According to Kyleen Wright, president of Texans for Life Coalition, when she and
other pro-life advocates first started petitioning lawmakers to craft a bill requiring
abortionists to have admitting privileges at area hospitals, they had no idea that so
many would be considered a liability, and thus unable to obtain privileges.

“We knew that there were some really bad actors out there as we did our research,
but among all of the doctors that we and others had identified, we found that two
thirds of them did have privileges,” Wright told The Christian Post.

She continued, “So we had no idea what kind of impact it would have on abortion
clinics. We couldn’t tell how many – among the two thirds that had privileges – were
just occasional abortion doctors but had other medical practices.

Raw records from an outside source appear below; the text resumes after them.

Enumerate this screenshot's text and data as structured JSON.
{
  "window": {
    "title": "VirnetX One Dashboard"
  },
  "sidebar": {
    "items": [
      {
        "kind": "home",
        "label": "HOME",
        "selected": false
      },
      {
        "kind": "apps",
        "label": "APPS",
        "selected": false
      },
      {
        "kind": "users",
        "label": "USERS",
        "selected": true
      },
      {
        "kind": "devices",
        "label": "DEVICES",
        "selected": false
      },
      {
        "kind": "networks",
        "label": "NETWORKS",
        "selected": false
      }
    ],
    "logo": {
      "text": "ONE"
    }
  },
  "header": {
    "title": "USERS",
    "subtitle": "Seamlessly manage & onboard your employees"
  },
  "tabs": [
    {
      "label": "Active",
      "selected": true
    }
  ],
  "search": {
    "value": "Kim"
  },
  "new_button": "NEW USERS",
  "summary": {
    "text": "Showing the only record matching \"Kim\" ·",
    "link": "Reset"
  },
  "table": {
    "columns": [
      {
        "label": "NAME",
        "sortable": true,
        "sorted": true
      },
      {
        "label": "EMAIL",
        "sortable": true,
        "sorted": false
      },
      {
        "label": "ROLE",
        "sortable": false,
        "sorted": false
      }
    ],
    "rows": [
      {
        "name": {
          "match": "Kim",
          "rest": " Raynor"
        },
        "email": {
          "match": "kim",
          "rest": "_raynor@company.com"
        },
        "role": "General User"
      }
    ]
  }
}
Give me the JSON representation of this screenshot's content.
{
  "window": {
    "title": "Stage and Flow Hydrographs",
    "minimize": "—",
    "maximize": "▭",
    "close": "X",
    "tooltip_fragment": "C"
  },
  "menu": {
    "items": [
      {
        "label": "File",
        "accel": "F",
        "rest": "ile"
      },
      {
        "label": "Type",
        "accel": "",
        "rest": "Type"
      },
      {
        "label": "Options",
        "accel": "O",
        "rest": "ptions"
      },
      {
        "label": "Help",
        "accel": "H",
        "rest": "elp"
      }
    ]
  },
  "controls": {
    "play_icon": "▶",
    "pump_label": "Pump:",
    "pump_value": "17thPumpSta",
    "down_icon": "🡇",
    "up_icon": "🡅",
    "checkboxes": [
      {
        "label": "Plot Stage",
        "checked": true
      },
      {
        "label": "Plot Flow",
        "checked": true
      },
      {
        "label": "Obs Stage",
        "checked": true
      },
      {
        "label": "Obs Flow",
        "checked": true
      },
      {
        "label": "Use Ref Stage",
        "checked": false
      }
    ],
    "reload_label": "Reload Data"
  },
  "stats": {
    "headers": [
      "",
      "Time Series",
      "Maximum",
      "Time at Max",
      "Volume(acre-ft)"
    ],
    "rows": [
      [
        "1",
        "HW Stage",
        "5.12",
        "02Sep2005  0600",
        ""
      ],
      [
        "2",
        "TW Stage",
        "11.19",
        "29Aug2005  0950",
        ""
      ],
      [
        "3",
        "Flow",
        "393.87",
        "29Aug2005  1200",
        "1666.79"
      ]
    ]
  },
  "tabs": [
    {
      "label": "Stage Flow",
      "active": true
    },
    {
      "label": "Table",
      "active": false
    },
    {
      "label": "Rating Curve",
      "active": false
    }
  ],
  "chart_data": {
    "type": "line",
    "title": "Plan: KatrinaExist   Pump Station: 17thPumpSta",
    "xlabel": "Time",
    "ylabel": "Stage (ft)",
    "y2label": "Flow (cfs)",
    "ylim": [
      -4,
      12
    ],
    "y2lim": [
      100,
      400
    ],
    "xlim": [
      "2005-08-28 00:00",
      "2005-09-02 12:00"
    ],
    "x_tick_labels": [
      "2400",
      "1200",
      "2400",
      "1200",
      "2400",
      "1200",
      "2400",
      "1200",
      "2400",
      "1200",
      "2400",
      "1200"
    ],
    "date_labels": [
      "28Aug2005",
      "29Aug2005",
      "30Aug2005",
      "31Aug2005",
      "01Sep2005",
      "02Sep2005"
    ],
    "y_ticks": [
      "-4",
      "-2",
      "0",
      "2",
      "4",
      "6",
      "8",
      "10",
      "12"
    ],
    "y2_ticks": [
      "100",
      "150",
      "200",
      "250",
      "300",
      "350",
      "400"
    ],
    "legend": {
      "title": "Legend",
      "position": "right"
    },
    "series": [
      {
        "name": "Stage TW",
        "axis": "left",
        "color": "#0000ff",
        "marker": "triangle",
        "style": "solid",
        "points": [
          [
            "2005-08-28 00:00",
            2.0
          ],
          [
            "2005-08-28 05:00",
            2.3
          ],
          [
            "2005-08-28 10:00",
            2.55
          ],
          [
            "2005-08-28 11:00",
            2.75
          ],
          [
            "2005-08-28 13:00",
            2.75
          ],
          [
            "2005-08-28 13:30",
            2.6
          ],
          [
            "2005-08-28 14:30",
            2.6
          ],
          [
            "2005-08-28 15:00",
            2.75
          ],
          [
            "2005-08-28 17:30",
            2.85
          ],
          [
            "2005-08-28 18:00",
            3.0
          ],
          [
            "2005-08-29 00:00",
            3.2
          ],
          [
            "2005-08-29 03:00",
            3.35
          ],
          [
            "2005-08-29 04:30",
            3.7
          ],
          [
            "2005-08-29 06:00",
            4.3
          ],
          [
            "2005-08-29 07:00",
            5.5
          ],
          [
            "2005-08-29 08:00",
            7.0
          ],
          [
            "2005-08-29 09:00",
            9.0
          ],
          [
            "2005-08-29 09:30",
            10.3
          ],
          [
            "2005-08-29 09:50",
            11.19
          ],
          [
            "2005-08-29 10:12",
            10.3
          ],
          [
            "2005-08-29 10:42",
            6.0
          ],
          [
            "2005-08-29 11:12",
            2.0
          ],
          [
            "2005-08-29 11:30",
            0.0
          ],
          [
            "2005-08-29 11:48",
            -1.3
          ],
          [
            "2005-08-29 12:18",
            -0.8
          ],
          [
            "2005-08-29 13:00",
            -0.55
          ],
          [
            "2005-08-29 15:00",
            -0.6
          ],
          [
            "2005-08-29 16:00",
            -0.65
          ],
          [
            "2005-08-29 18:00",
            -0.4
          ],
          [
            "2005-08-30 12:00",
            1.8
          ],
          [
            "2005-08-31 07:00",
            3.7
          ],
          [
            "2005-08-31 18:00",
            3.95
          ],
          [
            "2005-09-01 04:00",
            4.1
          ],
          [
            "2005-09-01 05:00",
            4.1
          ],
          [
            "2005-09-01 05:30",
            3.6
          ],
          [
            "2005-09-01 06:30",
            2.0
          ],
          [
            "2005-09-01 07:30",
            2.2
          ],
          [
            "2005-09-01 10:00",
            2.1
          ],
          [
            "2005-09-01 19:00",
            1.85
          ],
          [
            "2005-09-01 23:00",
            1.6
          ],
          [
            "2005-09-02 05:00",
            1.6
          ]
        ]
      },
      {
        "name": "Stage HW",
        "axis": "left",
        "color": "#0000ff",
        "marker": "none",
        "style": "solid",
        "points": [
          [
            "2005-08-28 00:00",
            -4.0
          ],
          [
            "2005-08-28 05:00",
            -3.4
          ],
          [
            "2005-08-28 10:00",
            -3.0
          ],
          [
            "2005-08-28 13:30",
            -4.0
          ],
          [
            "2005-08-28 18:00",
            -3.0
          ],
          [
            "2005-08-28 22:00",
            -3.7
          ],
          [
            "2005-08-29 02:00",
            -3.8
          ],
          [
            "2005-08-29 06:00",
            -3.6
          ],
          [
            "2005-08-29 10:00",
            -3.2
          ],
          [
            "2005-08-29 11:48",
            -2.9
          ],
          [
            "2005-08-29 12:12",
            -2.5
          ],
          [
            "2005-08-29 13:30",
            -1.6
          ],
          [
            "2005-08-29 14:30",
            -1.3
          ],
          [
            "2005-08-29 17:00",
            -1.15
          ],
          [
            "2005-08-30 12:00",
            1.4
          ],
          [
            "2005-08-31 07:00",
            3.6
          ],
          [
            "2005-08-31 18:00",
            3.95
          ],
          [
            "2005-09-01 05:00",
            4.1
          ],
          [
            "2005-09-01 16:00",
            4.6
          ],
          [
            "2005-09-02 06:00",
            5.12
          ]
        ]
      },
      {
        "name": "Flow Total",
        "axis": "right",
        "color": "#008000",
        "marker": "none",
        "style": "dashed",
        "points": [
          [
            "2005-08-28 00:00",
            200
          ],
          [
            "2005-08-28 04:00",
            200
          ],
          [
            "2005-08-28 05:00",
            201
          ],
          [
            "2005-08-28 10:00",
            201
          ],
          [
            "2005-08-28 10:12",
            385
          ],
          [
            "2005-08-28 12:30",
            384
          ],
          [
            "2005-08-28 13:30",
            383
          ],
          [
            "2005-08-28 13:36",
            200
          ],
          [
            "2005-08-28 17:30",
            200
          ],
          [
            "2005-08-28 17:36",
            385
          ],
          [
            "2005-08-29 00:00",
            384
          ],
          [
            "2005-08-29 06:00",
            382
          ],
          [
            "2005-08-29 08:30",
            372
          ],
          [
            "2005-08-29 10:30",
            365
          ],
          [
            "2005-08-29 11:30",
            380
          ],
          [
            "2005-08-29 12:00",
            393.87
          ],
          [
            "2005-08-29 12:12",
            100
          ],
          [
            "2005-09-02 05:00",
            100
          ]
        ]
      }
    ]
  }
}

And I think that
we’ve all been thoroughly shocked by how many can’t get hospital privileges.”

Douglas Karpen, who is allegedly running a Texas “house of horrors” at his Aaron
Women’s Clinic in Houston where he’s been accused of cutting the necks of babies
born alive like abortionist Kermit Gosnell did, has the Northpark Medical Group clinic
listed as being one of the abortion facilities he owns.

Abortionists who have been identified as working most recently at that clinic include
Robert Prince, Arthur John Brock, who is now retired, and Robert E. Hanson, who has
recent accounts of disciplinary actions taken against him, which, according to Wright,
could be the reason why he’s unable to obtain admitting privileges at any of the
hospitals located within 30 miles of the abortion clinic that he’s applied to, as required
by state regulations that went into effect last fall.

Wright believes Northpark Medical Group was likely down to one abortionist, possibly
Prince, who’s 85, before it closed, but noted that many abortion doctors move from
clinic to clinic on a frequent basis, and some own or co-own several clinics, all under
different names.

Requiring abortionists to obtain hospital admitting privileges became a top legislative
priority for Wright and her organization after first hearing the stories of two women
who claimed to have been sexually assaulted at a North Texas abortion clinic by the
same abortionist. One of these women, she said, continues to be pro-choice, but
wanted to share her personal abortion experience with the pro-life group.

“This was our top legislative priority last session,” Wright added. “We had been
interested in this legislation for about 10 years and had been talking to other groups
but it didn’t take off until a woman, who is still very committed to pro-choice abortion
rights, came to us and told us about a bad experience she had.”

Pro-life advocates believed that HB2, which was passed by the Texas legislature and
signed into law by Republican Gov. Rick Perry last July, would weed out the more
unscrupulous abortionists in the state who have been accused of sexually assaulting
women in their clinics, are not protecting women’s health by misinforming them about
problems that occurred during their procedures, or who refuse to meet health and
safety standards that are now required by the state.